Deriving the Lorentz Transformation
I'll not derive the transformation (that has been done in countless books and articles, I am sure you can find them yourself) but instead will try to explain why the formula you propose can't be correct.
For starters, observe that since you don't touch $y$ and $z$, we might as well work in 1+1 dimensions. Also, let $c=1$ so that we aren't bothered by unimportant constants (you can restore it in the end by requiring that formulas have the right units). Then it's useful to reparametrize the transformation in the following way $$x' = \gamma(x - vt) = \cosh \eta x - \sinh \eta t$$ $$t' = \gamma(t - vx) = -\sinh \eta x + \cosh \eta t$$ where we introduced rapidity $\eta$ by $\tanh \eta = v$ and this by standard (hyperbolic) trigonometric identities implies $\cosh \eta = \gamma = {1 \over \sqrt{1 - v^2}}$ and $v \gamma = \sinh \eta$, so that this reparametrization is indeed correct.
Now, hopefully this reminds you a little of something.
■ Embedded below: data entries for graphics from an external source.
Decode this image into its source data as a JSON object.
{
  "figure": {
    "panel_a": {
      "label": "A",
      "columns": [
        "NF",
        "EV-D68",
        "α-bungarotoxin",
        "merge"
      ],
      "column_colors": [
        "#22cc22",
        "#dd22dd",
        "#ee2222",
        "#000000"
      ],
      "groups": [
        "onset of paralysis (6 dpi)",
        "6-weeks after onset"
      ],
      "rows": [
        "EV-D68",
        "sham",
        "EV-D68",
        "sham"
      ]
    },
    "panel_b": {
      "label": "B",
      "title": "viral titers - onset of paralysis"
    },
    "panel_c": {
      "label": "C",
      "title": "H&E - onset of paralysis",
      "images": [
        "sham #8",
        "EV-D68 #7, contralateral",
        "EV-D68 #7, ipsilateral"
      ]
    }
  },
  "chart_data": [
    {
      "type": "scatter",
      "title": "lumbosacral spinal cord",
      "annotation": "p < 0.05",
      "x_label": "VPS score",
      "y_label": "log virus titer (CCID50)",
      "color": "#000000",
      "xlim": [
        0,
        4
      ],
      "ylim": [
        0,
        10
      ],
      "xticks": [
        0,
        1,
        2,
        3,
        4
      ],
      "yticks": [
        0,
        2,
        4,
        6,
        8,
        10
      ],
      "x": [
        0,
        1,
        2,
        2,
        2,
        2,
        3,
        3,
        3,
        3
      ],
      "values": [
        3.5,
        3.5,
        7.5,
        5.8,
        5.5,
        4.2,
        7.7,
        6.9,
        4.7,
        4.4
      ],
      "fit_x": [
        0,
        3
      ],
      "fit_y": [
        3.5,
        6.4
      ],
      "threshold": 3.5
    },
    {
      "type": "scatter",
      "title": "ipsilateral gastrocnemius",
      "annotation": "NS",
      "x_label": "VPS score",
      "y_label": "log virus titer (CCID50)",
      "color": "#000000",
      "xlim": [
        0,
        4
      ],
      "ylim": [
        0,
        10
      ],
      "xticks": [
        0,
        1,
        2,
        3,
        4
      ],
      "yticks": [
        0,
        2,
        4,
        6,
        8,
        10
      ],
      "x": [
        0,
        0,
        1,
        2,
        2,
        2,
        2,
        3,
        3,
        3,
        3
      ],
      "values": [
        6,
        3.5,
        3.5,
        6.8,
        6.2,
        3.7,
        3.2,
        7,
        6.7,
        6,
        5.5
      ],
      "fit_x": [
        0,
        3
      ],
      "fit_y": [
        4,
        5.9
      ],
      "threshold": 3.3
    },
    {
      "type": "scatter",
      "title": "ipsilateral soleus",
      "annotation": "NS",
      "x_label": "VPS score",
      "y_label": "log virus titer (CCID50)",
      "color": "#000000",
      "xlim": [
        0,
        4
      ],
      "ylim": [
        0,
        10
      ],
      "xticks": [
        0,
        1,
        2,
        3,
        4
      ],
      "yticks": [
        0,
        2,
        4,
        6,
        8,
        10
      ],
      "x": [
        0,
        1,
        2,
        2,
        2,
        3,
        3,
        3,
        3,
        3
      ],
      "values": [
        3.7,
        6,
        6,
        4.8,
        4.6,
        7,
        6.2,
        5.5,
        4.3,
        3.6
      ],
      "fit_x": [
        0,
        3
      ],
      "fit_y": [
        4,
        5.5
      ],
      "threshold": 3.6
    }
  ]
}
In two-dimensional Euclidean plane we have that rotations around the origin have the form $$x' = \cos \phi x + \sin \phi y$$ $$y' = -\sin \phi y + \cos \phi x$$ and this is indeed no coincidence. Rotations preserve a length of vector in Euclidean plane $x'^2 + y'^2 = x^2 + y^2$ and similarly, Lorentz transformations preserve space-time interval (which is a notian of length in Minkowski space-time) $x'^2 - t'^2 = x^2 - t^2.$ You can check for yourself that only the stated transformation with hyperbolic sines and cosines can preserve it and consequently the change you introduced will spoil this important property. Also, if you are familiar with phenomena like relativity of simultaineity, one could also argue on physical grounds that your proposed change can't lead to physical results.
Incidently, there has recently been asked similar question to yours, namely how to derive that the transformation is linear purely because of the preservation of space-time interval. You might want to check it out too.
You should look at this answer, because it derives the term you want right away. Einstein's postulates $\leftrightarrow$ Minkowski space for a Layman
The reason it's $t'=(t-vx)/\sqrt{1-v^2}$ and not $t'=t/\sqrt{1-v^2}$ (you must set c=1 to follow anything in relativity) is simple--- it's failure of simultaneity at a distance. The coordinate lines t=constant can't stay horizontal in a space-time diagram--- they have to get tilted up by the same amount that the time axis is tilted right. The remaining factors can be understood by reproducing time-dilation and length-contraction arguments, but failure of simultaneity is the most important nonintuitive effect, and it is the first discussed by Einstein in his paper, for this reason.
The form of the Lorentz transformation should be constrasted with the form of a rotation of the x and y coordinates, so that the x coordinate gets a slope of m:
$$x' = { x+my \over\sqrt{1+m^2}}$$ $$y' = { y-mx \over\sqrt{1+m^2}}$$
or if you use different units for x and y, say x in inches and y in centimeters,
$$x' = { x + my \over \sqrt{1+{m^2\over c^2}} }$$ $$y' = {y - {mx\over c^2}\over \sqrt{1+{m^2\over c^2}} }$$
Where c is a universal constant of nature: the isoceles slope of right, which is the slope of an isoceles right triangle with legs along the x and y axis. It's magnitude is 2.54 cm/inch.
I also have struggled with this issue for sometime. So, here's the answer completely intuitive. It is obviously related with relativity of simultaneity. Now in the moving frame, if two events are simultaneous for the moving person, don't make it simultaneous for you. If you work out the calculations, you'll see that there is a time difference of $(vx/c^2)\gamma$, where the event farther in the direction of motion happens later by this much time difference in the rest frame. So you add this factor to the time of the clock of the observer in case of the fact that the person is moving along the positive side of your origin of spacetime
Now, why the negative sign in the reverse transformation, well it turns out that this is an interplay of choosing a right handed coordinate system or saying that all observers, even those moving in the opposite direction, must attribute the same side of origin as positive in their coordinate systems. This was implicitly done even in gallilean days when you solved simple kinematics problems.
Now what happens is in the negative velocity case, if you assign coordinates to events, the one which is more farther along your direction of motion now will be negative too. Hence, the 'x' coordinate will be negative, and velocity is also negative and two negatives make a positive. So, this again leads to addition of extra time for the event, since the clock tick happened earlier than the event you were recording.
All this can be rederived if you think carefully about two simulatenous events in a moving frame. I hope this clears it up.